Maybe you've seen the signs saying $15 an hour could be a reality.
"We found when going door-to-door, that many people did not know about the $15 minimum wage ballot initiative," said Bob Rackleff.
The signs were put up by the Big Bend Voting Rights Project as a way to show potential voters they power their vote holds.
"The signs don't say for or vote against," Rackleff said. "We're mostly informational."
That information was welcomed by Victoria Robinson, who has worked for minimum wage and supports raising it.
"I could barely pay my phone bill sometimes and every other expense," said Robinson. "Luckily, I was still at home."
She says, during this pandemic, earning a livable wage means more than ever.
"I know people who are really out here on their own, grinding, trying to support an apartment," Robinson said. "I know that money is going by like that."
If 60 percent of voters say yes, the state minimum wage goes up to $10 next year with a $1 increase every year until it hits $15.
That's something the Florida Restaurant and Lodging Association says could be bad for business.
"Since COVID has hit, our hospitality and tourism industry, which is the economic engine of our state, is on life support," said Carol Dover.

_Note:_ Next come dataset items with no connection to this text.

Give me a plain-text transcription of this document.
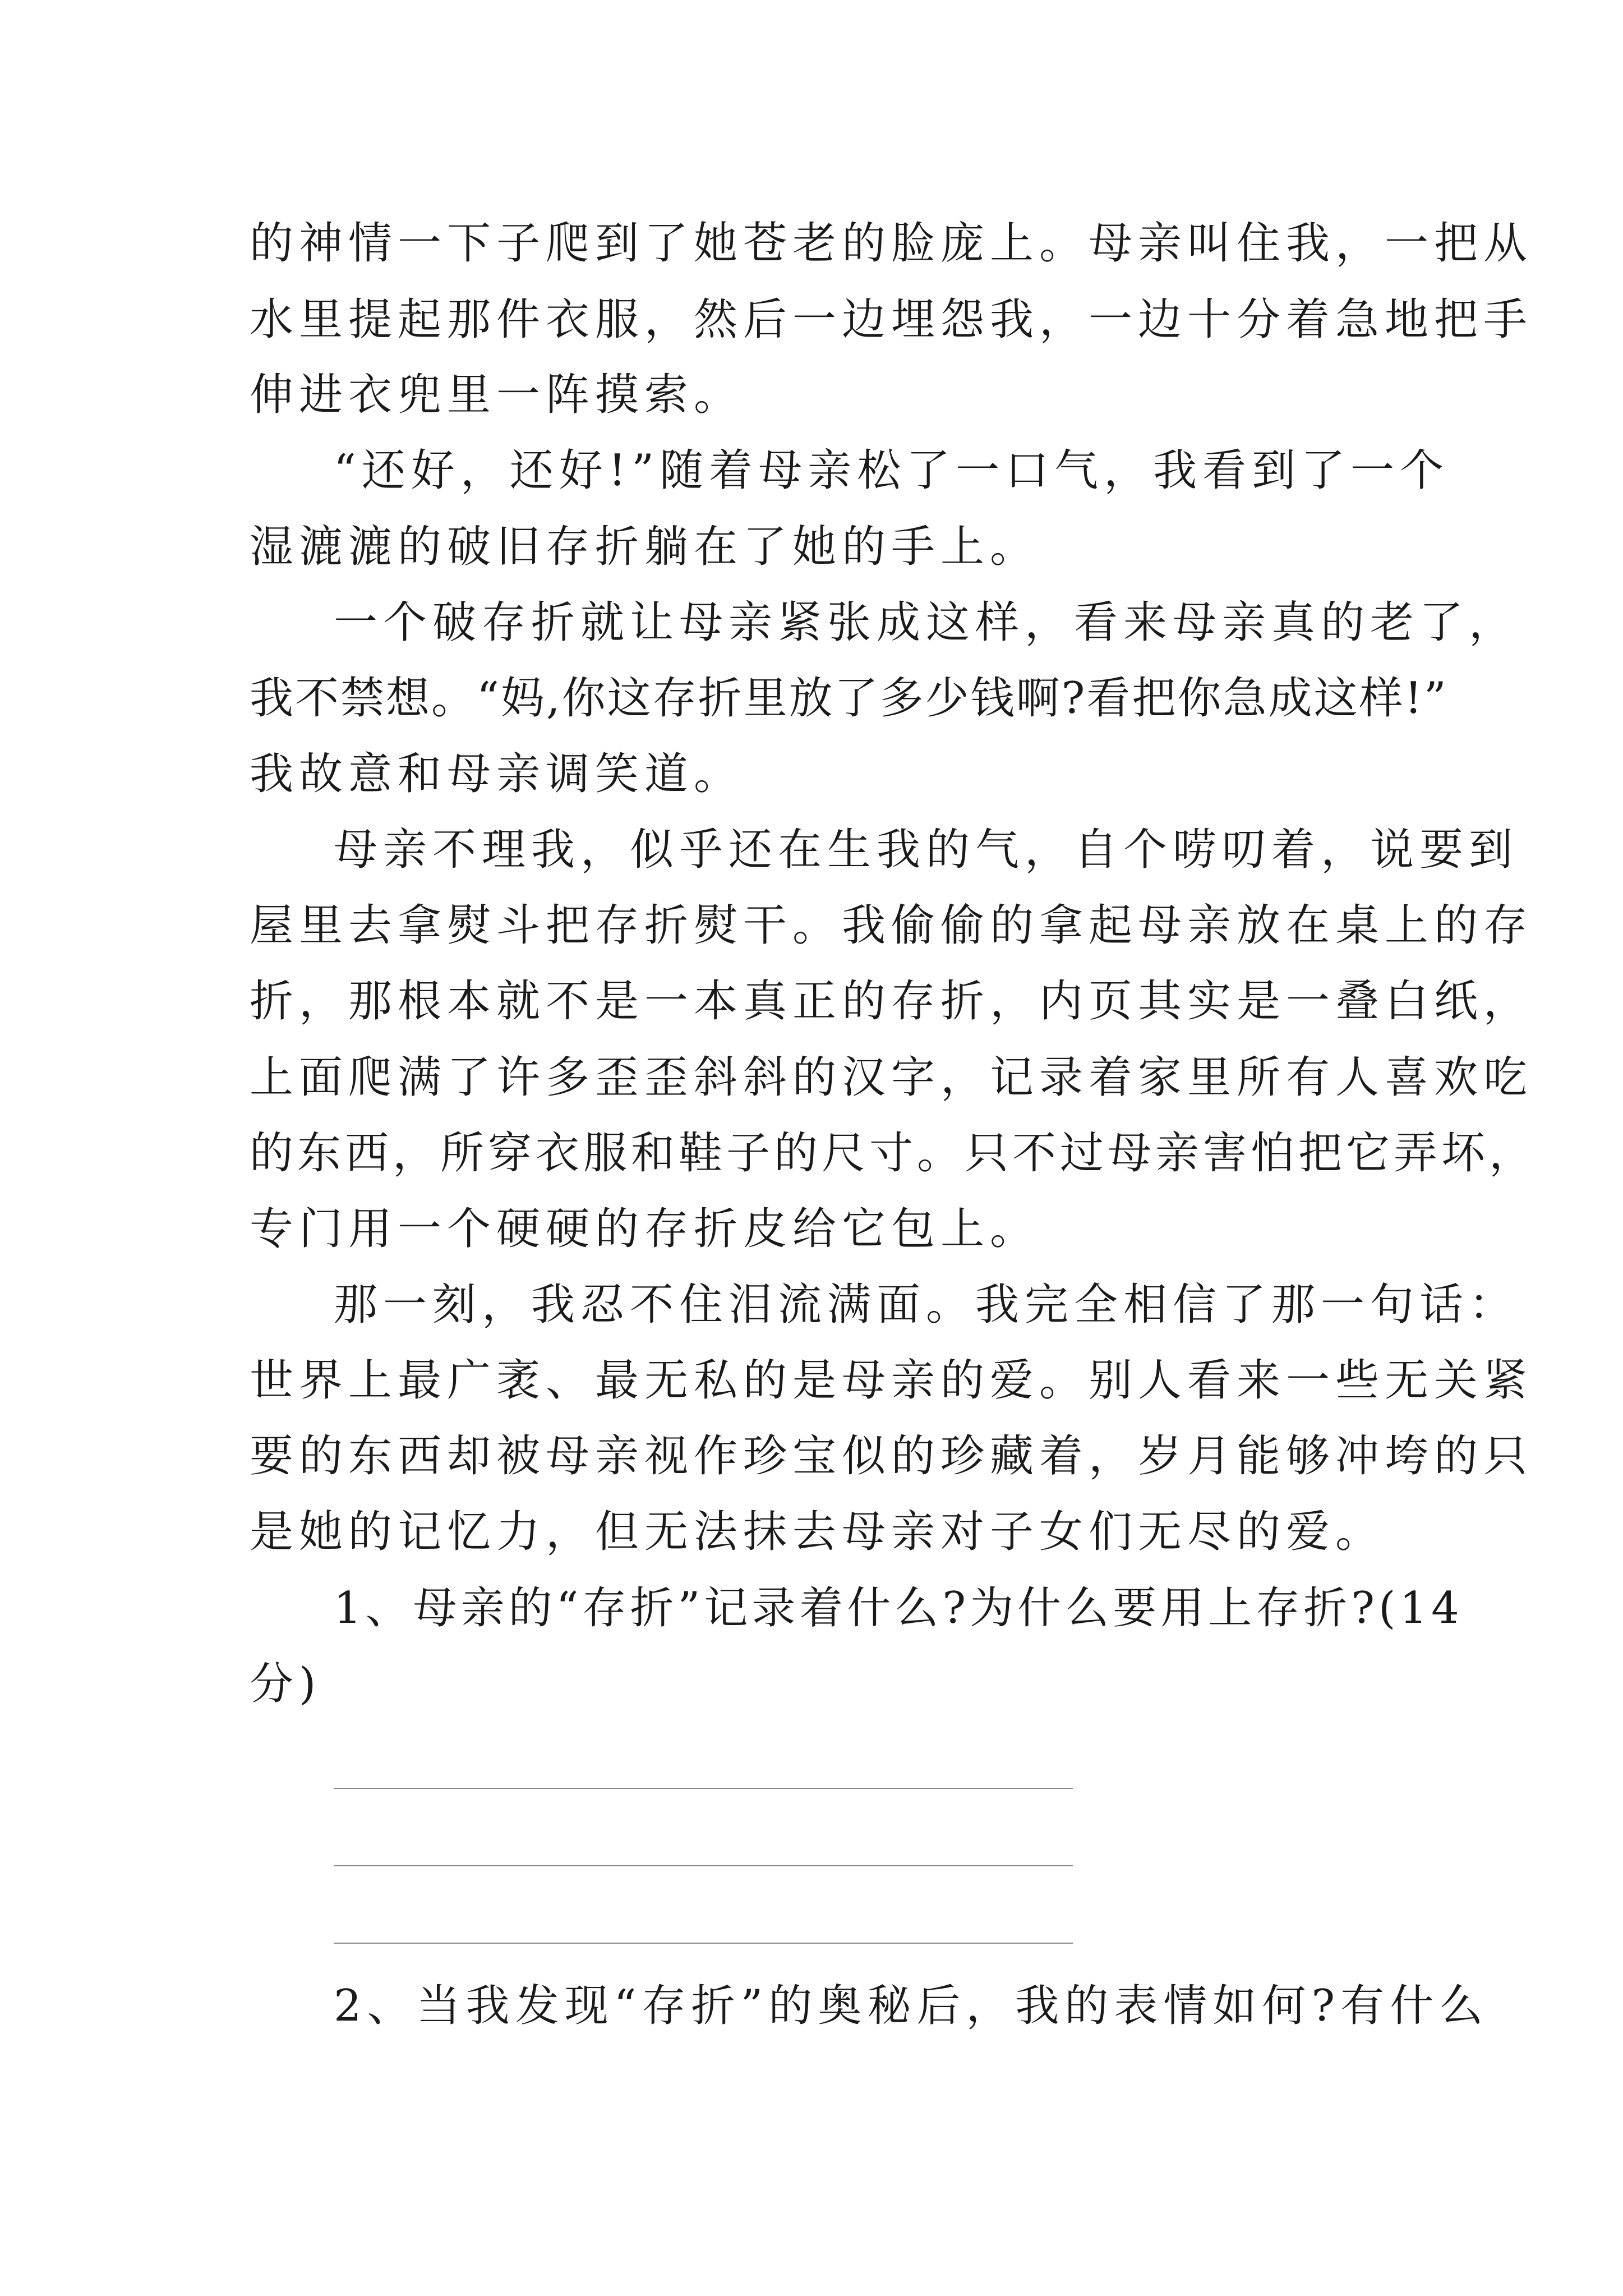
的神情一下子爬到了她苍老的脸庞上。母亲叫住我，一把从
水里提起那件衣服，然后一边埋怨我，一边十分着急地把手
伸进衣兜里一阵摸索。
“还好，还好!”随着母亲松了一口气，我看到了一个
湿漉漉的破旧存折躺在了她的手上。
一个破存折就让母亲紧张成这样，看来母亲真的老了，
我不禁想。“妈,你这存折里放了多少钱啊?看把你急成这样!”
我故意和母亲调笑道。
母亲不理我，似乎还在生我的气，自个唠叨着，说要到
屋里去拿熨斗把存折熨干。我偷偷的拿起母亲放在桌上的存
折，那根本就不是一本真正的存折，内页其实是一叠白纸，
上面爬满了许多歪歪斜斜的汉字，记录着家里所有人喜欢吃
的东西，所穿衣服和鞋子的尺寸。只不过母亲害怕把它弄坏，
专门用一个硬硬的存折皮给它包上。
那一刻，我忍不住泪流满面。我完全相信了那一句话：
世界上最广袤、最无私的是母亲的爱。别人看来一些无关紧
要的东西却被母亲视作珍宝似的珍藏着，岁月能够冲垮的只
是她的记忆力，但无法抹去母亲对子女们无尽的爱。
1、母亲的“存折”记录着什么?为什么要用上存折?(14
分)
2、当我发现“存折”的奥秘后，我的表情如何?有什么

FRLA says about 2,000 restaurants have said good-bye for good during the pandemic. Adding a wage increase holds the possibility of one-third of the businesses shutting down.
Now, on their website, FRLA is providing a calculator to show businesses what their specific cost increase could be.
"I had one member that put the numbers in and it was over $600,000 for him," said Dover. "It's a small restaurant. He said, 'Carol, that's more than my profit. So that's it for me.'"
Voters Rackleff is registering want to see wages increase.
"They understand the value of being able to make a living from the minimum wage," Rackleff said. "Today, at barely eight-and-a-half dollars, doesn't get it."
It takes 60 percent of the votes being in favor of increased minimum wage for it to pass. Elections Day is Nov. 3.